Intervention de Isabelle Attard

Réunion du 12 décembre 2016 à 21h00
Commission des lois constitutionnelles, de la législation et de l'administration générale de la république

Photo issue du site de l'Assemblée nationale ou de WikipediaIsabelle Attard :

L'amendement CL24 propose que l'assignation à résidence ne dépasse pas douze mois alors que le texte prévoyait quinze mois. Ces durées sont-elles déterminées « au doigt mouillé » ? En tout cas, le rapport dit « Raimbourg-Poisson » préconisait huit mois. Comme mon collègue Sergio Coronado, je considère que cette durée est suffisante pour une privation de liberté.
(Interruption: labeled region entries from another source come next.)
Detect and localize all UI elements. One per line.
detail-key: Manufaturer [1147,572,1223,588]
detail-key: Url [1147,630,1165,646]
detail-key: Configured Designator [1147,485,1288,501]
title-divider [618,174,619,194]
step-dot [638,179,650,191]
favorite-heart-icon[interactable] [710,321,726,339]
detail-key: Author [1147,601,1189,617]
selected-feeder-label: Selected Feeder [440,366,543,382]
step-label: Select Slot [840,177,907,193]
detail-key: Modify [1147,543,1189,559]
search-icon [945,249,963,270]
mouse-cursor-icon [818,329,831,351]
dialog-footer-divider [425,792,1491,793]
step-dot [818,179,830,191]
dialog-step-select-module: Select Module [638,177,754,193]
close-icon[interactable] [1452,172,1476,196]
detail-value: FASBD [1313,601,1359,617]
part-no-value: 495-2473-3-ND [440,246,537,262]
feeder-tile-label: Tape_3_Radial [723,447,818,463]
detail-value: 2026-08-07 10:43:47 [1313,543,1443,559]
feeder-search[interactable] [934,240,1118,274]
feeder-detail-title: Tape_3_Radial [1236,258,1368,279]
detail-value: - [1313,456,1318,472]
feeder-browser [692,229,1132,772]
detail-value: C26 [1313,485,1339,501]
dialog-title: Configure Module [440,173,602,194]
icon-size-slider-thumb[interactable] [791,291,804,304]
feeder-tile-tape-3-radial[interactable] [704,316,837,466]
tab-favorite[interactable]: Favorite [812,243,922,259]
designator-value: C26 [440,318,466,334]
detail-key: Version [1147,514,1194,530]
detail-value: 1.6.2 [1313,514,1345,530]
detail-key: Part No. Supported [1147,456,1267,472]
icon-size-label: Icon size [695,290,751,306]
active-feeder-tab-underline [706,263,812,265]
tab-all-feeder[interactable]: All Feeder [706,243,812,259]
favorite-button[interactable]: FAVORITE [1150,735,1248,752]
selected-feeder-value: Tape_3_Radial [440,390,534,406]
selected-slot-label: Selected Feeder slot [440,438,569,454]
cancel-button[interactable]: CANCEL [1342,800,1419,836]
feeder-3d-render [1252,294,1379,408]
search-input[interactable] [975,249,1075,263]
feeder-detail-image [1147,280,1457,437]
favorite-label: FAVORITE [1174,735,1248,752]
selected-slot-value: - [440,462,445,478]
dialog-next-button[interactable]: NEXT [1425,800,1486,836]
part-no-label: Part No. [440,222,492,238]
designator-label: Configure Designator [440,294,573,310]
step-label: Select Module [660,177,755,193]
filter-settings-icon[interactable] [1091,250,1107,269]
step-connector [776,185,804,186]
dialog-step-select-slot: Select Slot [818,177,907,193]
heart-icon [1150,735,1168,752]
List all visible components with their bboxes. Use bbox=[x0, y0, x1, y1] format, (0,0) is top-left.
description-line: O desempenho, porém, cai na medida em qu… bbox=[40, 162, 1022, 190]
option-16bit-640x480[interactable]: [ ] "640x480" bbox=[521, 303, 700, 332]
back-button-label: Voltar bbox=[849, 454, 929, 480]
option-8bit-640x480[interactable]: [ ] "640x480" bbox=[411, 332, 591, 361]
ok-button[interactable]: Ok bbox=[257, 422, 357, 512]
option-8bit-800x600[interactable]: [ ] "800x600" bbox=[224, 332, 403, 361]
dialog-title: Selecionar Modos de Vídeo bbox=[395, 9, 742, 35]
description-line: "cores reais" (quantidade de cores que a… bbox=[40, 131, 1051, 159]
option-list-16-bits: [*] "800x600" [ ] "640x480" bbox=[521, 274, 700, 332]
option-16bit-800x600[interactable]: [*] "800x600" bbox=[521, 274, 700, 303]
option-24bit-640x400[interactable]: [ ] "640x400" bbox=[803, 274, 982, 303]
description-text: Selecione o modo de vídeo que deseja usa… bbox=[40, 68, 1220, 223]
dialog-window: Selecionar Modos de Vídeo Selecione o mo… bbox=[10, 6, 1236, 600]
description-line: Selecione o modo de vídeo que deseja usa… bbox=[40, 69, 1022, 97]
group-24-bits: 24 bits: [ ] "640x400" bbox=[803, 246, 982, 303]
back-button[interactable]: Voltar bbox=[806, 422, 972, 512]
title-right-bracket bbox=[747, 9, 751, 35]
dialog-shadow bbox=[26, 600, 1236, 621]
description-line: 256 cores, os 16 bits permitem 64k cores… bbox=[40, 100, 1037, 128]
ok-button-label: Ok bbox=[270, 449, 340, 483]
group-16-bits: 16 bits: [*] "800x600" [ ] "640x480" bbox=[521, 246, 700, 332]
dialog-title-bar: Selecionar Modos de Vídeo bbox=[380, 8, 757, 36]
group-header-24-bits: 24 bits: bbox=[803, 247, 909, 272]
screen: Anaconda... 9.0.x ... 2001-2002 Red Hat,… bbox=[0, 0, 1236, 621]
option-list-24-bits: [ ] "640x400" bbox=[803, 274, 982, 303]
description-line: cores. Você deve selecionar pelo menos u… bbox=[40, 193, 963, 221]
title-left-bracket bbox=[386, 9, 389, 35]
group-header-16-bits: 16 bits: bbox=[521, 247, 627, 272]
Pourquoi douze mois ?

J'en viens maintenant à mon amendement CL13. Monsieur le rapporteur, il n'y a pas seulement quelques députés isolés pour trouver que l'état d'urgence a été détourné de son objectif initial. Dans Un président ne devrait pas dire ça, il est rapporté des propos tenus en décembre 2015 par le Président de la République. Dans un passage du livre, que je cite intégralement dans l'exposé des motifs de mon amendement, il explique que l'état d'urgence a été utilisé pour surveiller des gens qui ne sont pas forcément liés au terrorisme.

J'aime bien appeler un chat, un chat et je m'efforce d'être cohérente depuis quatre ans et demi. Dans mon amendement, je suggère donc de remplacer « assignations à résidence » par « lettres de cachet ». Sous l'Ancien Régime, la lettre de cachet permettait l'enfermement d'opposants politiques sans autre forme de procès. Étant donné les dérives que nous constatons en matière d'assignations à résidence illégitimes depuis novembre 2015, étant donné tous les arrêtés supprimés en Conseil d'État après les plaintes de personnes qui ont fait l'objet de cette mesure sur la base de quelques notes blanches peu étayées, étant donné la décision du Gouvernement de supprimer certaines assignations avant qu'elles ne soient soumises au Conseil d'État pour éviter que le ridicule ne soit encore plus visible, je pense que la comparaison se justifie.

Nous pourrions considérer que cet état d'urgence et ces assignations à résidence ont servi à maintenir chez eux des opposants à la COP 21, à la loi travail ou à d'autres mesures gouvernementales. Le juge judiciaire n'apparaît pas en amont des décisions prises : on tire d'abord et on pose la question après. C'est un peu l'impression que donnent les assignations à résidence : d'abord, on enferme, quitte à ce que ces personnes ne puissent plus exercer leur profession et subissent des préjudices financiers et personnels extrêmement importants. Cela se passe effectivement sans autre forme de procès. Je trouve que la situation correspond bien à la définition de la lettre de cachet.